Saturday, January 06, 2007

History



Quickly here with three silent penultimate panels:

Between Friends by Sandra Bell-Lundy
Nancy by Guy and Brad Gilchrist
Prickly City by Scott Stantis

GoComics reprints old Calvin and Hobbes daily. This month, they re-set and started from the beginning. So here we get to see Bill Watterson's first Calvin and Hobbes SPP ever.

Friday, January 05, 2007

Trollope


Two for this Friday:

Bo-Nanas by John Kovaleski
Piranha Club by Bud Grace

In Thursday's Prickly City, I mistook the squiggly rectangle thing in the scribbly girl's hands for a book, and mis-read "trollop" as "Trollope."

For a day there, I thought Scott Stantis was making a clever literary reference and a statement about how our culture forces children to read maudlin 19th century fiction too early in life.

But, oh well:

That rectangle thing is a doll, and Stantis is just using our grandmothers' word for slut.

Thursday, January 04, 2007

Echoes


Two silent penultimate panels for this Thursday:

The Born Loser by Chip Sansom
Garfield by Paws, Inc.

The SPP in the Born Loser is actually necessary.

There is no better way to do a sassy echo gag.

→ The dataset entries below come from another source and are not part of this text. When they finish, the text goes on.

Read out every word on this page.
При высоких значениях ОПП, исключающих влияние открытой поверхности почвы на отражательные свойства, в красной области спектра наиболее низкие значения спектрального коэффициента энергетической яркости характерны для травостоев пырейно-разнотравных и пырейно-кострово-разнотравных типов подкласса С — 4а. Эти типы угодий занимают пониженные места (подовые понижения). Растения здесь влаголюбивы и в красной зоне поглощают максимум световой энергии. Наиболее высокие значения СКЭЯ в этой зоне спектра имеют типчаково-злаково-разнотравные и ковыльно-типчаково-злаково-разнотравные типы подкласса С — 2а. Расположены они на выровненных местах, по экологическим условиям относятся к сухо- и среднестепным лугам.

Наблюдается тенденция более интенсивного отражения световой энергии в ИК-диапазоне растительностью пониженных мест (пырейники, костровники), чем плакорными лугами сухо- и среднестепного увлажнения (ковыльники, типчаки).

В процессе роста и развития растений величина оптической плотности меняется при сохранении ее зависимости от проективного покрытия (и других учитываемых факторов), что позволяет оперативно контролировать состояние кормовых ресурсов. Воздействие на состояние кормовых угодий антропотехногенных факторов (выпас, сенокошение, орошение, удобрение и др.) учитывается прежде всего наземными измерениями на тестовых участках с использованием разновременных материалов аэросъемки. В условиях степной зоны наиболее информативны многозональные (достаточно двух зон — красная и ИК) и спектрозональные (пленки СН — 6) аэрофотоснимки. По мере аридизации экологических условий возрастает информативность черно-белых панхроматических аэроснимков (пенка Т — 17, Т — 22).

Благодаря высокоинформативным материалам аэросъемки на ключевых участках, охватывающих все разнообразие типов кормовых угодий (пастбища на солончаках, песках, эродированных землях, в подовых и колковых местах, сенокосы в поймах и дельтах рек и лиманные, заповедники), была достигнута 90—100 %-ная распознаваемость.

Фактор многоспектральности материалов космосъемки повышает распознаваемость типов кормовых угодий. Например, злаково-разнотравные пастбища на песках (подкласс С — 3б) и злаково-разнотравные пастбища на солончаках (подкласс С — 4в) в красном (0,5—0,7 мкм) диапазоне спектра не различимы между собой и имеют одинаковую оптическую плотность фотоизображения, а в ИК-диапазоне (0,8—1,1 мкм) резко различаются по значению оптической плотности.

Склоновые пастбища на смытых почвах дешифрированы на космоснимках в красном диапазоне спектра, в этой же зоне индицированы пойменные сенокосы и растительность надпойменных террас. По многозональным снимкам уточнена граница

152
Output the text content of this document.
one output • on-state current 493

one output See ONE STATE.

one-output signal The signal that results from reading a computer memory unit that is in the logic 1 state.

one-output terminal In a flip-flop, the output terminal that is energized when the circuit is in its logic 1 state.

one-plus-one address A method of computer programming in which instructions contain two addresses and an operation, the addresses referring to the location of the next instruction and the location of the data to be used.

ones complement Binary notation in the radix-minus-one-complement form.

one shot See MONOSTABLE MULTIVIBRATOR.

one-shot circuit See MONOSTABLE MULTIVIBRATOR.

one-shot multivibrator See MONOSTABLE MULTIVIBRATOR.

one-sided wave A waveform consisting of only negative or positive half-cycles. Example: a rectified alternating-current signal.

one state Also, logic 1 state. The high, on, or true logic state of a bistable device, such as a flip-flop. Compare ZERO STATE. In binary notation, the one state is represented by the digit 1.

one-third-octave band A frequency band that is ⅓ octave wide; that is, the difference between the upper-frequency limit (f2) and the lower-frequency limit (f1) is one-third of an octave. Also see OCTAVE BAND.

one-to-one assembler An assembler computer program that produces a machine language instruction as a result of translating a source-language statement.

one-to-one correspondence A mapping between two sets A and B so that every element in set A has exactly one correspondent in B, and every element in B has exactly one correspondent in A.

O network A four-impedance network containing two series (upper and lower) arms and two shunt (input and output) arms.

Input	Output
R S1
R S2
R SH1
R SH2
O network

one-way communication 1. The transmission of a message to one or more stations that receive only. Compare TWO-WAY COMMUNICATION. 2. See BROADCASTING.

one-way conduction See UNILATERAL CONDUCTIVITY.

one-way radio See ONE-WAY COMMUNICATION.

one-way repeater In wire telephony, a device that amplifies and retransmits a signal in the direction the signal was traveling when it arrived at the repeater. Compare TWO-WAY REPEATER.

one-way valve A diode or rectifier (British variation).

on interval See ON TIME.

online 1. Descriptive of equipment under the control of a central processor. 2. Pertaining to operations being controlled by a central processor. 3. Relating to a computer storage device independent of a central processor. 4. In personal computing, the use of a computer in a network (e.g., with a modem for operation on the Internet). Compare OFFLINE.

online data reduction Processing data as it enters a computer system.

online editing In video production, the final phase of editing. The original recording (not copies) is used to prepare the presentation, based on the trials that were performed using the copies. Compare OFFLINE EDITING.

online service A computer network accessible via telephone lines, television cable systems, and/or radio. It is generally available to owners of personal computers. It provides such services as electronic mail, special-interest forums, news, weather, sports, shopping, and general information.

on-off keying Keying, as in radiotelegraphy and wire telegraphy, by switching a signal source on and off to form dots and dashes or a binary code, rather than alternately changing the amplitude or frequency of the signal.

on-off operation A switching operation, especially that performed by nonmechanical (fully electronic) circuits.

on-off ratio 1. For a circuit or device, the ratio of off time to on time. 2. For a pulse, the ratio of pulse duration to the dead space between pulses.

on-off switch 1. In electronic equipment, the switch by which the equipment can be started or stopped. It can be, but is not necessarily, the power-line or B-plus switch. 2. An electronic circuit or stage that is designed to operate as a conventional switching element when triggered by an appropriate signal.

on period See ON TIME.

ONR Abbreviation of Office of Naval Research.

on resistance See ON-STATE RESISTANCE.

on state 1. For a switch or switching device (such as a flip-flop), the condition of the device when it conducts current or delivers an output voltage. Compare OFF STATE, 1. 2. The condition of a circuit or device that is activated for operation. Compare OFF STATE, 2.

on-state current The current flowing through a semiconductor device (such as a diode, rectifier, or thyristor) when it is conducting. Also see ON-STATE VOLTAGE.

But really, is there that much of a distinction between a well-executed and a poorly-executed sassy echo gag?



Is this another fat joke? Or is this just another incomprehensible gag spat out by the Joke-a-tron 2000 while it was defragmenting.

Wednesday, January 03, 2007

Peanuts




Three more today:

Candorville by Darrin Bell
Momma by Mel Lazarus
Peanuts (1960 reprint) by Charles Schulz

That's two in a row from beyond the grave for Charles Schulz. If my calculations are correct, there won't be another one until January 27. I won't always admit it, but I first discovered the SPP phenomenon reading the early volumes of the Complete Peanuts.
Having to use exactly four identically sized panels every day forced Schulz to come up with ways to stretch out gags that might not necessarily need those four panels. His SPP usage seems to have peaked around 1957-1958. After that, it tapers off. Consciously or not, Schulz may have realized that he was repeating the same rhythm a little too often.

Tuesday, January 02, 2007

Building codes


Three silent penultimate panels today:

Get Fuzzy by Darby Conley
9 Chickweed Lane by Brooke McEldowney
Peanuts (1960 reprint) by Charles Schulz

and two gags about building codes:

Monday, January 01, 2007

Happy new year



Two silent penultimate panels found this first day of the year.

Pooch Cafe by Paul Gilligan
Sherman's Lagoon by Jim Toomey

And with what did the L.A. Times replace Foxtrot? Tundra by Chad Carpenter. It looks to be your standard YAWSP cartoon. (Yet Another Wacky Single Panel.) I'm totally unfamiliar with it; for now I'll just have to wait and see.

Sunday, December 31, 2006

The Scarlet Arrow



And we wrap up 2006 with four silent penultimate panels:

Hagar the Horrible by Chris Brown
Luann by Greg Evans
Sally Forth by Francesco Marciuliano and Craig Macintosh
Brewster Rockit: Space Guy by Tim Rickard

Brewster Rockit uses an extra-extended silent-double.



Sally Forth's may be a silent penultimate panel or a silent antepenultimate panel.


The two full column panels suggest that the last four panels should be read top to bottom. Further, Ted's tie and torso leads the reader's eye straight to the borderless silent panel. But traditional comic strip rhythm (and normal left-to-right reading habits) says that the silent panel should be penultimate. Either way, the gag reads the same, further demonstrating the uselessness of the silent reaction.

Back in the day, comic book editors would fix these sort of confusing lay outs with a "scarlet arrow" --giant pointers or numbers telling the reader exactly how to read it. It was also meant to embarrass the artist. Considering how they used to be treated, editors must likely also withheld a meal and removed one more link from the chain between the artist's wrist and his desk.